While the invention has been described by way of example and in terms of the preferred embodiments, it is to be understood that the invention is not limited to the disclosed embodiments. To the contrary, it is intended to cover various modifications and similar arrangements (as would be apparent to those skilled in the art). Therefore, the scope of the appended claims should be accorded the broadest interpretation so as to encompass all such modifications and similar arrangements.

Claims

1. A method for reversible modification of thiol groups, comprising:

providing a first material containing at least one sulfhydryl group;

providing a second material containing at least one thiourea group;

and reacting the sulfhydryl group of the first material with the thiourea group of the second material in the presence of copper (II) ion to form a disulfide bond between the first material and the second material.

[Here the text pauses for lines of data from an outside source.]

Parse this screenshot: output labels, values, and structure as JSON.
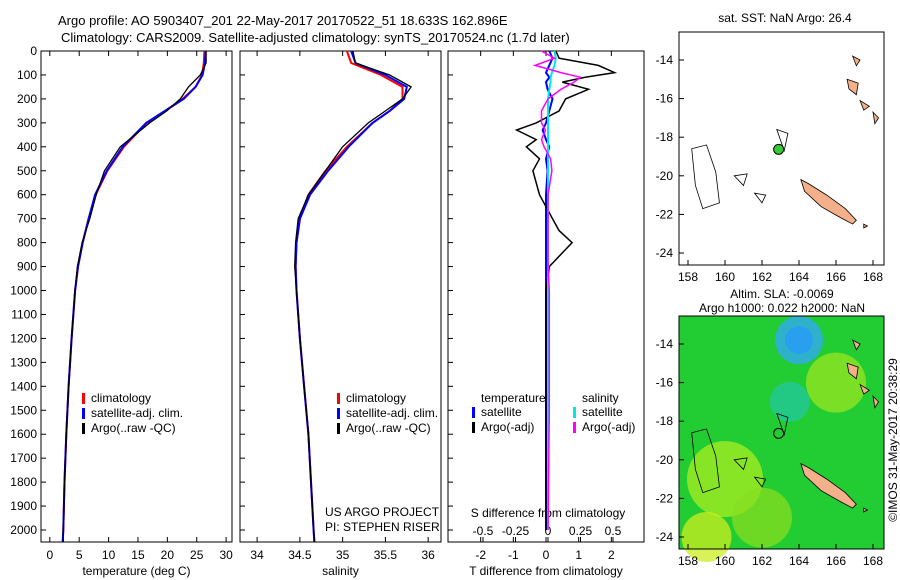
{
  "title": {
    "line1": "Argo profile: AO 5903407_201 22-May-2017 20170522_51 18.633S 162.896E",
    "line2": "Climatology: CARS2009. Satellite-adjusted climatology: synTS_20170524.nc (1.7d later)"
  },
  "credit": "©IMOS 31-May-2017 20:38:29",
  "project": {
    "line1": "US ARGO PROJECT",
    "line2": "PI: STEPHEN RISER"
  },
  "colors": {
    "climatology": "#ff0000",
    "satellite": "#0000ff",
    "argo": "#000000",
    "sal_satellite": "#00e5ee",
    "sal_argo": "#ff00ff",
    "land": "#f4b08a"
  },
  "chart_data": [
    {
      "type": "line",
      "name": "temperature",
      "xlabel": "temperature (deg C)",
      "xlim": [
        -1.5,
        31
      ],
      "xticks": [
        0,
        5,
        10,
        15,
        20,
        25,
        30
      ],
      "ylim": [
        2050,
        0
      ],
      "yticks": [
        0,
        100,
        200,
        300,
        400,
        500,
        600,
        700,
        800,
        900,
        1000,
        1100,
        1200,
        1300,
        1400,
        1500,
        1600,
        1700,
        1800,
        1900,
        2000
      ],
      "legend": [
        "climatology",
        "satellite-adj. clim.",
        "Argo(..raw -QC)"
      ],
      "depth": [
        0,
        50,
        100,
        150,
        200,
        250,
        300,
        400,
        500,
        600,
        700,
        800,
        900,
        1000,
        1200,
        1400,
        1600,
        1800,
        2000,
        2050
      ],
      "series": [
        {
          "name": "climatology",
          "values": [
            26.3,
            26.2,
            25.9,
            24.8,
            22.6,
            19.6,
            16.5,
            12.6,
            9.8,
            7.8,
            6.6,
            5.6,
            4.8,
            4.3,
            3.7,
            3.2,
            2.8,
            2.5,
            2.3,
            2.2
          ]
        },
        {
          "name": "satellite-adj. clim.",
          "values": [
            26.5,
            26.4,
            26.0,
            24.8,
            22.8,
            19.6,
            16.4,
            12.4,
            9.7,
            7.7,
            6.6,
            5.6,
            4.8,
            4.3,
            3.7,
            3.2,
            2.8,
            2.5,
            2.3,
            2.2
          ]
        },
        {
          "name": "Argo",
          "values": [
            26.6,
            26.6,
            25.6,
            23.6,
            22.2,
            19.9,
            17.0,
            12.0,
            9.3,
            7.9,
            6.8,
            5.5,
            4.7,
            4.3,
            3.7,
            3.2,
            2.8,
            2.5,
            2.3,
            2.3
          ]
        }
      ]
    },
    {
      "type": "line",
      "name": "salinity",
      "xlabel": "salinity",
      "xlim": [
        33.8,
        36.15
      ],
      "xticks": [
        34,
        34.5,
        35,
        35.5,
        36
      ],
      "legend": [
        "climatology",
        "satellite-adj. clim.",
        "Argo(..raw -QC)"
      ],
      "depth": [
        0,
        50,
        100,
        150,
        200,
        250,
        300,
        400,
        500,
        600,
        700,
        800,
        900,
        1000,
        1200,
        1400,
        1600,
        1800,
        2000,
        2050
      ],
      "series": [
        {
          "name": "climatology",
          "values": [
            35.05,
            35.1,
            35.45,
            35.7,
            35.7,
            35.55,
            35.35,
            35.05,
            34.8,
            34.6,
            34.5,
            34.46,
            34.45,
            34.46,
            34.5,
            34.55,
            34.6,
            34.63,
            34.66,
            34.67
          ]
        },
        {
          "name": "satellite-adj. clim.",
          "values": [
            35.1,
            35.15,
            35.5,
            35.75,
            35.72,
            35.55,
            35.35,
            35.07,
            34.83,
            34.62,
            34.5,
            34.46,
            34.45,
            34.46,
            34.5,
            34.55,
            34.6,
            34.63,
            34.66,
            34.67
          ]
        },
        {
          "name": "Argo",
          "values": [
            35.12,
            35.15,
            35.55,
            35.8,
            35.7,
            35.5,
            35.3,
            35.0,
            34.8,
            34.6,
            34.48,
            34.45,
            34.44,
            34.46,
            34.5,
            34.55,
            34.6,
            34.63,
            34.66,
            34.67
          ]
        }
      ]
    },
    {
      "type": "line",
      "name": "difference",
      "xlabel": "T difference from climatology",
      "x2label": "S difference from climatology",
      "xlim": [
        -3,
        3
      ],
      "xticks": [
        -2,
        -1,
        0,
        1,
        2
      ],
      "x2ticks": [
        -0.5,
        -0.25,
        0,
        0.25,
        0.5
      ],
      "legend_title_t": "temperature",
      "legend_title_s": "salinity",
      "legend": [
        "satellite",
        "Argo(-adj)",
        "satellite",
        "Argo(-adj)"
      ],
      "depth": [
        0,
        30,
        60,
        90,
        110,
        130,
        160,
        200,
        250,
        300,
        330,
        370,
        400,
        450,
        500,
        600,
        700,
        750,
        800,
        900,
        1000,
        1200,
        1500,
        2000
      ],
      "series": [
        {
          "name": "T satellite",
          "values": [
            0.1,
            0.2,
            0.1,
            0,
            0.1,
            0,
            0.05,
            0.2,
            0.1,
            0,
            -0.1,
            0,
            0.1,
            0,
            0.05,
            0,
            0,
            0,
            0,
            0,
            0,
            0,
            0,
            0
          ]
        },
        {
          "name": "T Argo",
          "values": [
            0.3,
            0.4,
            1.6,
            2.1,
            1.2,
            0.5,
            1.3,
            0.6,
            0.4,
            -0.3,
            -0.9,
            -0.3,
            -0.6,
            -0.2,
            -0.4,
            -0.2,
            0.2,
            0.4,
            0.8,
            0.1,
            0,
            0,
            0,
            0
          ]
        },
        {
          "name": "S satellite",
          "values": [
            0.05,
            0.06,
            0.05,
            0.03,
            0.02,
            0.02,
            0.01,
            0,
            0,
            0,
            0,
            0,
            0,
            0,
            0,
            0,
            0,
            0,
            0,
            0,
            0,
            0,
            0,
            0
          ]
        },
        {
          "name": "S Argo",
          "values": [
            -0.05,
            0.05,
            -0.1,
            0.1,
            0.25,
            0.2,
            0.1,
            0.0,
            -0.05,
            -0.05,
            -0.02,
            -0.05,
            -0.03,
            0.02,
            0.03,
            0,
            0,
            0,
            0,
            0,
            0.01,
            0.01,
            0.01,
            0
          ]
        }
      ]
    },
    {
      "type": "map",
      "name": "sst",
      "title": "sat. SST: NaN Argo: 26.4",
      "xlim": [
        157.5,
        168.3
      ],
      "ylim": [
        -24.7,
        -12.6
      ],
      "xticks": [
        158,
        160,
        162,
        164,
        166,
        168
      ],
      "yticks": [
        -14,
        -16,
        -18,
        -20,
        -22,
        -24
      ],
      "argo_point": [
        162.9,
        -18.63
      ]
    },
    {
      "type": "map",
      "name": "sla",
      "title": "Altim. SLA: -0.0069",
      "subtitle": "Argo h1000: 0.022 h2000: NaN",
      "xlim": [
        157.5,
        168.3
      ],
      "ylim": [
        -24.7,
        -12.6
      ],
      "xticks": [
        158,
        160,
        162,
        164,
        166,
        168
      ],
      "yticks": [
        -14,
        -16,
        -18,
        -20,
        -22,
        -24
      ],
      "argo_point": [
        162.9,
        -18.63
      ]
    }
  ]
}
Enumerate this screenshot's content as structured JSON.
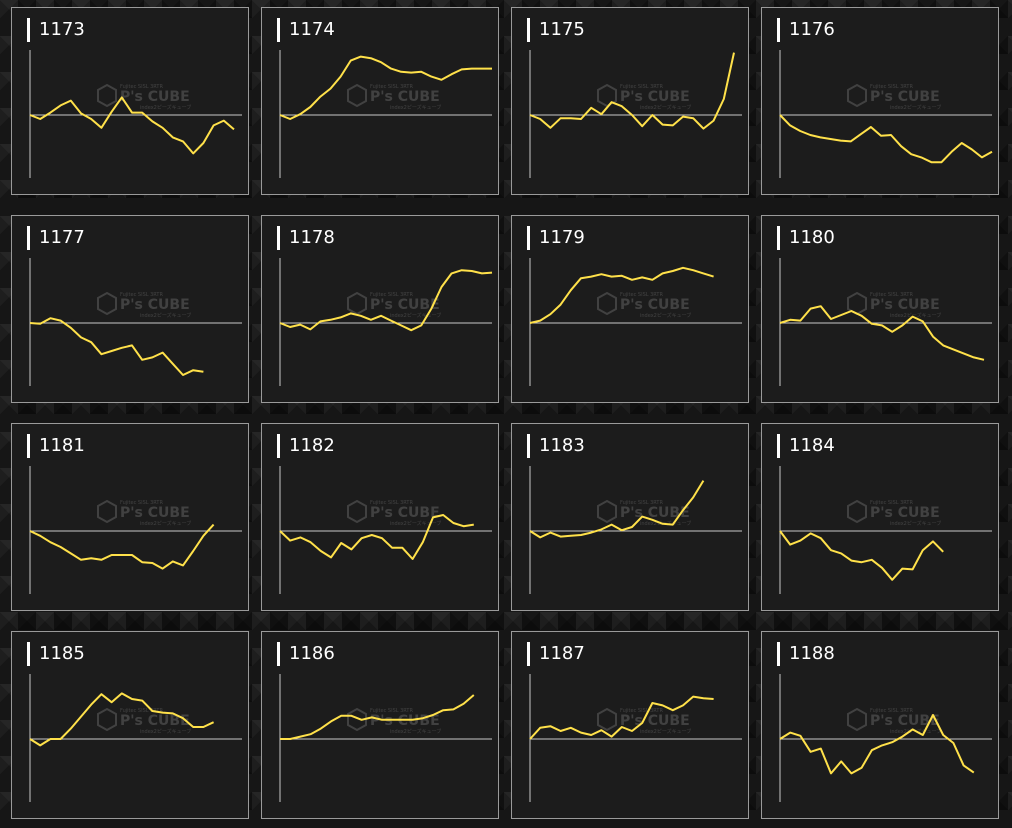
{
  "watermark": {
    "brand": "P's CUBE",
    "top_line": "Fujitec SISL 3RTR",
    "bottom_line": "index2ピーズキューブ"
  },
  "colors": {
    "line": "#ffe14a",
    "panel_bg": "#1c1c1c",
    "panel_border": "#9a9a9a",
    "axis": "#c8c8c8"
  },
  "chart_data": [
    {
      "type": "line",
      "title": "1173",
      "ylim": [
        -8,
        8
      ],
      "values": [
        0,
        -0.5,
        0.3,
        1.2,
        1.8,
        0.2,
        -0.5,
        -1.6,
        0.4,
        2.2,
        0.3,
        0.3,
        -0.8,
        -1.6,
        -2.8,
        -3.3,
        -4.8,
        -3.5,
        -1.3,
        -0.7,
        -1.8
      ]
    },
    {
      "type": "line",
      "title": "1174",
      "ylim": [
        -8,
        8
      ],
      "values": [
        0,
        -0.5,
        0.1,
        1.0,
        2.3,
        3.3,
        4.8,
        6.8,
        7.3,
        7.1,
        6.6,
        5.8,
        5.4,
        5.3,
        5.4,
        4.8,
        4.4,
        5.1,
        5.7,
        5.8,
        5.8,
        5.8
      ]
    },
    {
      "type": "line",
      "title": "1175",
      "ylim": [
        -8,
        8
      ],
      "values": [
        0,
        -0.5,
        -1.6,
        -0.4,
        -0.4,
        -0.5,
        0.9,
        0.1,
        1.6,
        1.1,
        0,
        -1.4,
        0,
        -1.2,
        -1.3,
        -0.2,
        -0.4,
        -1.7,
        -0.7,
        2.0,
        7.8
      ]
    },
    {
      "type": "line",
      "title": "1176",
      "ylim": [
        -8,
        8
      ],
      "values": [
        0,
        -1.3,
        -2.0,
        -2.5,
        -2.8,
        -3.0,
        -3.2,
        -3.3,
        -2.4,
        -1.5,
        -2.6,
        -2.5,
        -3.9,
        -4.9,
        -5.3,
        -5.9,
        -5.9,
        -4.6,
        -3.5,
        -4.3,
        -5.3,
        -4.6
      ]
    },
    {
      "type": "line",
      "title": "1177",
      "ylim": [
        -8,
        8
      ],
      "values": [
        0,
        -0.1,
        0.6,
        0.3,
        -0.6,
        -1.8,
        -2.4,
        -3.9,
        -3.5,
        -3.1,
        -2.8,
        -4.6,
        -4.3,
        -3.7,
        -5.1,
        -6.5,
        -5.9,
        -6.1
      ]
    },
    {
      "type": "line",
      "title": "1178",
      "ylim": [
        -8,
        8
      ],
      "values": [
        0,
        -0.5,
        -0.2,
        -0.8,
        0.2,
        0.4,
        0.7,
        1.2,
        0.9,
        0.4,
        0.9,
        0.3,
        -0.3,
        -0.9,
        -0.3,
        1.8,
        4.5,
        6.2,
        6.6,
        6.5,
        6.2,
        6.3
      ]
    },
    {
      "type": "line",
      "title": "1179",
      "ylim": [
        -8,
        8
      ],
      "values": [
        0,
        0.3,
        1.1,
        2.3,
        4.1,
        5.6,
        5.8,
        6.1,
        5.8,
        5.9,
        5.4,
        5.7,
        5.4,
        6.2,
        6.5,
        6.9,
        6.6,
        6.2,
        5.8
      ]
    },
    {
      "type": "line",
      "title": "1180",
      "ylim": [
        -8,
        8
      ],
      "values": [
        0,
        0.4,
        0.3,
        1.8,
        2.1,
        0.5,
        1.0,
        1.5,
        0.9,
        -0.1,
        -0.3,
        -1.1,
        -0.3,
        0.8,
        0.2,
        -1.7,
        -2.8,
        -3.3,
        -3.8,
        -4.3,
        -4.6
      ]
    },
    {
      "type": "line",
      "title": "1181",
      "ylim": [
        -8,
        8
      ],
      "values": [
        0,
        -0.6,
        -1.4,
        -2.0,
        -2.8,
        -3.6,
        -3.4,
        -3.6,
        -3.0,
        -3.0,
        -3.0,
        -3.9,
        -4.0,
        -4.7,
        -3.8,
        -4.3,
        -2.5,
        -0.6,
        0.8
      ]
    },
    {
      "type": "line",
      "title": "1182",
      "ylim": [
        -8,
        8
      ],
      "values": [
        0,
        -1.2,
        -0.8,
        -1.4,
        -2.5,
        -3.3,
        -1.5,
        -2.3,
        -0.9,
        -0.5,
        -0.9,
        -2.1,
        -2.1,
        -3.5,
        -1.4,
        1.7,
        2.0,
        1.0,
        0.6,
        0.8
      ]
    },
    {
      "type": "line",
      "title": "1183",
      "ylim": [
        -8,
        8
      ],
      "values": [
        0,
        -0.8,
        -0.2,
        -0.7,
        -0.6,
        -0.5,
        -0.2,
        0.2,
        0.8,
        0.1,
        0.5,
        1.8,
        1.4,
        0.9,
        0.8,
        2.6,
        4.2,
        6.3
      ]
    },
    {
      "type": "line",
      "title": "1184",
      "ylim": [
        -8,
        8
      ],
      "values": [
        0,
        -1.7,
        -1.2,
        -0.3,
        -0.9,
        -2.4,
        -2.8,
        -3.7,
        -3.9,
        -3.6,
        -4.6,
        -6.1,
        -4.7,
        -4.8,
        -2.4,
        -1.3,
        -2.6
      ]
    },
    {
      "type": "line",
      "title": "1185",
      "ylim": [
        -8,
        8
      ],
      "values": [
        0,
        -0.8,
        0,
        0,
        1.3,
        2.8,
        4.3,
        5.6,
        4.6,
        5.7,
        5.0,
        4.8,
        3.5,
        3.3,
        3.2,
        2.6,
        1.5,
        1.5,
        2.1
      ]
    },
    {
      "type": "line",
      "title": "1186",
      "ylim": [
        -8,
        8
      ],
      "values": [
        0,
        0,
        0.3,
        0.6,
        1.3,
        2.2,
        2.9,
        2.9,
        2.4,
        2.7,
        2.4,
        2.4,
        2.4,
        2.4,
        2.6,
        3.0,
        3.6,
        3.7,
        4.4,
        5.5
      ]
    },
    {
      "type": "line",
      "title": "1187",
      "ylim": [
        -8,
        8
      ],
      "values": [
        0,
        1.4,
        1.6,
        1.0,
        1.4,
        0.8,
        0.5,
        1.1,
        0.3,
        1.5,
        1.0,
        2.0,
        4.5,
        4.2,
        3.6,
        4.2,
        5.3,
        5.1,
        5.0
      ]
    },
    {
      "type": "line",
      "title": "1188",
      "ylim": [
        -8,
        8
      ],
      "values": [
        0,
        0.8,
        0.4,
        -1.6,
        -1.2,
        -4.3,
        -2.8,
        -4.3,
        -3.6,
        -1.4,
        -0.8,
        -0.4,
        0.3,
        1.2,
        0.5,
        3.0,
        0.5,
        -0.5,
        -3.3,
        -4.2
      ]
    }
  ]
}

2. The method as claimed in claim 1, wherein the formation of the disulfide bond is positively dose-dependent upon the concentration of copper (II) ion.

3. The method as claimed in claim 1, wherein the first material and the second material are reacted at a pH range from about 6.0 to about 8.0.

4. The method as claimed in claim 1, wherein Cu (I) ion is released at the step of reacting the first material and the second material.

5. The method as claimed in claim 1, addition of copper (I) chelator to the reaction enhances the coupling reaction between the first material and the second material.

6. The method as claimed in claim 1, wherein the disulfide bond is broken by thiol-reducing agents.

7. The method as claimed in claim 1, wherein the disulfide bond is broken at temperature above 25° C.

8. The method as claimed in claim 1, wherein the disulfide bond is broken by acidic pH (<6.0) or basic pH (>8.0).

9. The method as claimed in claim 1, wherein the disulfide bond is broken by the copper (I) ion at pH below 7.0.

10. The method as claimed in claim 1, wherein the first and/or the second material comprises a nucleic acid, a lipid, a fatty acid, a carbohydrate, a protein, a peptide, an amino acid, a chemical compound including natural and synthetic polymers, isotopes or fluorescent dyes, respectively.